Following the lead of other entertainment sectors, publishers of video games are more reliant on digital-revenue streams as retail sales slide, but their rapidly changing industry poses plenty of new challenges.
Physical video game sales were down 34 percent year-over-year in January to $750.6 million, according to market research firm NPD Group. Weak consumer activity and a lack of major releases were a drag on January's numbers, and retail sales of games have fallen in 28 of the 35 months since a March 2009 peak.
However, NPD estimated that secondary revenue -- rentals, digital downloads, social games and mobile-device apps -- added $350 million to $400 million to the industry's total sales last month.
Despite retail-sales declines, some of the sector's major players posted big profits in the most recent quarter, thanks largely to digital growth.
Electronic Arts Inc. (EA), one of the biggest video game publishers, had fiscal third-quarter revenue of $1.06 billion, up from $1.05 billion a year earlier. Digital revenue was $377 million, a year-on -year increase of 79 percent. EA's full-year digital revenue topped $1 billion for the first time.
Follow us
The company's latest soccer game, "FIFA 12," brought in $50 million in digital revenue during the quarter, and its Sims Social and PopCap divisions also contributed to growth. During the quarter, EA saw 9.3 million registered users for Origin, its online store that sells games and additional content from EA and other publishers. Downloadable content, or DLC, provides an additional revenue source from highly engaged gamers, who pay for additional features or add-ons to existing titles.
But analysts wonder if the new products will be enough to offset some of EA's more stagnant products, such as the "Madden NFL" and "Need for Speed" franchises.
"Management is trying to offset the revenue and profit loss by extracting additional dollars from existing franchises via the sale of high-margin digital add-ons that increase customer engagement," wrote Sunit Gogla, an analyst with Morningstar, in a December research note. "We agree that such add-ons offer an attractive profit opportunity, but the magnitude of these sales is far from sufficient to replace lost revenue and profits."
EA is hoping a new blockbuster will lift the company's earnings this year. In December, it launched "Star Wars: The Old Republic," an ambitious massively multiplayer online (MMO) role-playing game developed by the company's Bioware division that cost $200 million to produce. The game holds a Guinness World Record for "largest entertainment voice-over project," containing more than 200,000 lines of recorded dialogue.
Subscribers pay around $15 a month, in addition to the game's $49.99 retail price.

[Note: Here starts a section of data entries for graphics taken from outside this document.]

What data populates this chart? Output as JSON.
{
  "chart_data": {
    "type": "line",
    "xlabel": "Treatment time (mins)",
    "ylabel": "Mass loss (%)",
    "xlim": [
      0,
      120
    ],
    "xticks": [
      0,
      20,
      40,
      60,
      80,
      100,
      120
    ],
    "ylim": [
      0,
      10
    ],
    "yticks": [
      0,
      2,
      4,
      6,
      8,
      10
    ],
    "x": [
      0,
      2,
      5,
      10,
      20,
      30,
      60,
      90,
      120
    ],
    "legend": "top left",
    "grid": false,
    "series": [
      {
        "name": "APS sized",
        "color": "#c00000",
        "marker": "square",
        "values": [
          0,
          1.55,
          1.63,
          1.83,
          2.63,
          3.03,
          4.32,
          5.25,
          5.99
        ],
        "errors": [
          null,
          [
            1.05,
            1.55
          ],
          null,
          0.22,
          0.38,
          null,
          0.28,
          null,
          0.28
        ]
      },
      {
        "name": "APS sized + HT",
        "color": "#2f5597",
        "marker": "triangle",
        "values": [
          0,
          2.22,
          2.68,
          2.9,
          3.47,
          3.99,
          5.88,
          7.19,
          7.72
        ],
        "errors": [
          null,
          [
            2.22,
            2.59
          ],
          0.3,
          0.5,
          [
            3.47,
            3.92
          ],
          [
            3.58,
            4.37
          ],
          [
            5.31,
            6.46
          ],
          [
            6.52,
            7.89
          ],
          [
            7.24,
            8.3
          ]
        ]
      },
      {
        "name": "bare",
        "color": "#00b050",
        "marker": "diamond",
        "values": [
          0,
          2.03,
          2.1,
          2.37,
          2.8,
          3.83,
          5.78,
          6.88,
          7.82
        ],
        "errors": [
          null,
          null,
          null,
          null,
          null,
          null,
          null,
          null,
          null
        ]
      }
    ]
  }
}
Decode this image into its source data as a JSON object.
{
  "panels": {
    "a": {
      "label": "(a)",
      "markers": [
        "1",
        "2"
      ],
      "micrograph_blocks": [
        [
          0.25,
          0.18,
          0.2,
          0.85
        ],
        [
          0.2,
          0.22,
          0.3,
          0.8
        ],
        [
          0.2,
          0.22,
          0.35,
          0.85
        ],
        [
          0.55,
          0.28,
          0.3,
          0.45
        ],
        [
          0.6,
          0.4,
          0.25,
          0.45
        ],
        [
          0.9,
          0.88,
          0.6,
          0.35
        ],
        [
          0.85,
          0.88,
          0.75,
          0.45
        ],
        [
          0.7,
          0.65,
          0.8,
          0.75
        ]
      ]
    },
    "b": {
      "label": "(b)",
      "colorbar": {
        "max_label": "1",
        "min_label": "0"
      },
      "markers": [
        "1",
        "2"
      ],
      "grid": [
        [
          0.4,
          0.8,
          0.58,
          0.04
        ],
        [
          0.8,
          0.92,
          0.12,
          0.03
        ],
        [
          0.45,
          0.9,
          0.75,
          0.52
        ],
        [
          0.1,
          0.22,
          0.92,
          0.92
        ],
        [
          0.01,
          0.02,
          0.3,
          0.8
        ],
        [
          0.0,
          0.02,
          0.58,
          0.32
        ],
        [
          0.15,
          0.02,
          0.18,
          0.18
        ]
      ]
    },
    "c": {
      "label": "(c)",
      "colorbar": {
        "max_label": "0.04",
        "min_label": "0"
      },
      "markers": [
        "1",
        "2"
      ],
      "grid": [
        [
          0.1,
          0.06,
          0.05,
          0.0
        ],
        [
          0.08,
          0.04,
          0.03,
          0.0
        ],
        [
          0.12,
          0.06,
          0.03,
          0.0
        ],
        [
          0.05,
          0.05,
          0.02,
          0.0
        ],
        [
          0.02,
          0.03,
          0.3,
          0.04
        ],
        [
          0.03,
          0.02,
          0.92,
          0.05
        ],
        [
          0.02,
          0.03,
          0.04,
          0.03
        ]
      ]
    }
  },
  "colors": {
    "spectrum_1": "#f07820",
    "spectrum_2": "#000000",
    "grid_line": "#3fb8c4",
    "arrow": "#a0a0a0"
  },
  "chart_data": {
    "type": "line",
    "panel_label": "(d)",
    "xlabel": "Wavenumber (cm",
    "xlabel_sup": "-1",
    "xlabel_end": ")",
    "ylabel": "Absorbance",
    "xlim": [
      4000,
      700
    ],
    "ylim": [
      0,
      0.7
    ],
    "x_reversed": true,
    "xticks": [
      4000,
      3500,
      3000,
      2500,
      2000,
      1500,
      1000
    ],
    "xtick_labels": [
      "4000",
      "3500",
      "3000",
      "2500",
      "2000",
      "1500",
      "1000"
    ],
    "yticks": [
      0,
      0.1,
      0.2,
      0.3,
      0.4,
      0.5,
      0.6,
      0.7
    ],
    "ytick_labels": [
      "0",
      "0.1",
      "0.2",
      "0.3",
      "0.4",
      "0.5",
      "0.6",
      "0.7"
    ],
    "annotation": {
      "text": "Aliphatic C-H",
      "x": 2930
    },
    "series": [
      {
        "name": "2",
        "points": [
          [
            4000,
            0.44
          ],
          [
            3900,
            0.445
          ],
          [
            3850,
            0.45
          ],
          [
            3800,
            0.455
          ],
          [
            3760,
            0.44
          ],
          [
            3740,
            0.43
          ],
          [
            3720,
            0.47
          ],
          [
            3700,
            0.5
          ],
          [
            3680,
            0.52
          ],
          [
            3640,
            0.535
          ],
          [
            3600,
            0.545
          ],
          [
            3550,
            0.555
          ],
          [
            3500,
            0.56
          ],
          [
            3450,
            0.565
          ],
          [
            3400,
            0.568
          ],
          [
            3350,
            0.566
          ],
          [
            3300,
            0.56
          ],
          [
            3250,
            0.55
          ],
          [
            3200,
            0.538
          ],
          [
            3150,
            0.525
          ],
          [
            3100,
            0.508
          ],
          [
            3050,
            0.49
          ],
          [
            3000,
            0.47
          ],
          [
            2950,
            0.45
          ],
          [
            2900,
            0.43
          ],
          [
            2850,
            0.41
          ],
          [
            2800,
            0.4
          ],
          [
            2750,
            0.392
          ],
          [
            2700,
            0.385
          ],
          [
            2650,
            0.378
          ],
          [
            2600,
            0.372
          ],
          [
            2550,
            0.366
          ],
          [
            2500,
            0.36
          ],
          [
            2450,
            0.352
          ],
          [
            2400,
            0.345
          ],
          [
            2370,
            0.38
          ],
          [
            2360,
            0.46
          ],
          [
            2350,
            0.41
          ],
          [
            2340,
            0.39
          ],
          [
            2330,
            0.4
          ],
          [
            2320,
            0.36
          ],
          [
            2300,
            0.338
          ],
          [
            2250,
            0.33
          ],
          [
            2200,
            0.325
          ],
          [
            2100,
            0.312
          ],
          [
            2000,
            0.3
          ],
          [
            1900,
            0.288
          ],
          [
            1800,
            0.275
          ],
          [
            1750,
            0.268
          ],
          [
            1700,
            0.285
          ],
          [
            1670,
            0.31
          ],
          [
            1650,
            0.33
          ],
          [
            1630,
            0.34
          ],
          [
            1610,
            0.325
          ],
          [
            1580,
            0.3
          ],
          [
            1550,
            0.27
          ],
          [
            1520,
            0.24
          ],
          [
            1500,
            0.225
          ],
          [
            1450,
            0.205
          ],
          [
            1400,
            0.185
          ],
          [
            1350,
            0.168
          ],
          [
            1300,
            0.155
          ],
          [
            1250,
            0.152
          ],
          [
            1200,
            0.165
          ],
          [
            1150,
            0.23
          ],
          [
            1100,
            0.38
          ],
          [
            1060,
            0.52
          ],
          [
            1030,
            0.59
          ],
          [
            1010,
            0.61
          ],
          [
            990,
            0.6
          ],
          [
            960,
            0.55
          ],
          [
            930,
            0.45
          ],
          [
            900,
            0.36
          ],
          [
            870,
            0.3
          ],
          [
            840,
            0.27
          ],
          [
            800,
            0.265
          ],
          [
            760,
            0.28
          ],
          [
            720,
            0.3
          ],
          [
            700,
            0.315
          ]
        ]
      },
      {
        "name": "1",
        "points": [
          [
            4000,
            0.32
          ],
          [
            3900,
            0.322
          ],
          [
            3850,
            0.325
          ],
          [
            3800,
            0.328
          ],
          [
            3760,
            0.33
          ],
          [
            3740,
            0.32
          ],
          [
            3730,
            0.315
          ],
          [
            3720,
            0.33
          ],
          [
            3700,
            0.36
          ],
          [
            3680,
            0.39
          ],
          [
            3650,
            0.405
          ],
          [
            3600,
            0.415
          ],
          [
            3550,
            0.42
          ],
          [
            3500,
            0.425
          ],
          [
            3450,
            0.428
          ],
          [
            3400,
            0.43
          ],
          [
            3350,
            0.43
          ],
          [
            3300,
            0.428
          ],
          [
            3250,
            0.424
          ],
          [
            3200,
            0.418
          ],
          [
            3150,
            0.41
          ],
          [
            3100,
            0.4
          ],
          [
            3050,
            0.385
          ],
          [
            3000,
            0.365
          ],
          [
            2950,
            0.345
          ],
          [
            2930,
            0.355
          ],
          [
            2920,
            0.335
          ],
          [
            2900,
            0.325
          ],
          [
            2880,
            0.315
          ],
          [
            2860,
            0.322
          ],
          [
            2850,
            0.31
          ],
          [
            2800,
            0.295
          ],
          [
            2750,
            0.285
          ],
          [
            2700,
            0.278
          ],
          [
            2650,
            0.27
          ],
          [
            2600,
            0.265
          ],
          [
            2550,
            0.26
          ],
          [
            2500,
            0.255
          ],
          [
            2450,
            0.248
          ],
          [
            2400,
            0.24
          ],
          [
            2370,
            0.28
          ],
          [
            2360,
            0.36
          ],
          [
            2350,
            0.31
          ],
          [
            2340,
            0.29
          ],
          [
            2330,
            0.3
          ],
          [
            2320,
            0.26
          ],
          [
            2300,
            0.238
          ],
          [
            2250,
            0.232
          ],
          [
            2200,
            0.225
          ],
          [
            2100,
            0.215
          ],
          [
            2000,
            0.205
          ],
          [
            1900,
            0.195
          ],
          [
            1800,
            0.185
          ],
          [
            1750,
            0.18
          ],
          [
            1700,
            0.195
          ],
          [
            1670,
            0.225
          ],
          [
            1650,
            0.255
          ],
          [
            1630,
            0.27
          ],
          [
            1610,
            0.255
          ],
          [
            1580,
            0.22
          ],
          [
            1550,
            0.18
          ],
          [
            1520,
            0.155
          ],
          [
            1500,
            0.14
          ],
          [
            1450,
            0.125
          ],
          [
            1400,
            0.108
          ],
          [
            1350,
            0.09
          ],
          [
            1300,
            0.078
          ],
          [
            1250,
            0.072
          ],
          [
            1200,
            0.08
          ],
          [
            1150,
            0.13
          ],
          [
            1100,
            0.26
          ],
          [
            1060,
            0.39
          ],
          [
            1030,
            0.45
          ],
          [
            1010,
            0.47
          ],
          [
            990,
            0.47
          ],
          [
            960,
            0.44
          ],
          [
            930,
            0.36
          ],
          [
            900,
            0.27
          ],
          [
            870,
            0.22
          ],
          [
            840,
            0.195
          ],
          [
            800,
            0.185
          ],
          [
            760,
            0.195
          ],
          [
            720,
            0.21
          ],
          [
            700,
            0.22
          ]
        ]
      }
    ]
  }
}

Since launch, the game has attracted 2 million subscribers, but its long-term outlook remains uncertain.
"We see 'Star Wars' as the wild card for fiscal 2012 performance," wrote Gogla.
EA's main rival, Activision Blizzard Inc. (ATVI), has relied on one of the most successful digital titles of all time to produce robust profits for years, but there have been decent signs of decline.
Its "World of Warcraft," which debuted in 2004, lost 100,000 subscribers during the fourth quarter, but the games remain a rich source of revenue for the Activision, with 10.2 million players paying about $15 per month for access.
The company is seeking new revenue sources, launching a subscriber service for its blockbuster "Call of Duty: Modern Warfare 3" offshoot, "Call of Duty Elite." As of the end of the fourth quarter, 1.5 million subscribers were paying $4.99 per month for access to the game's new downloadable content.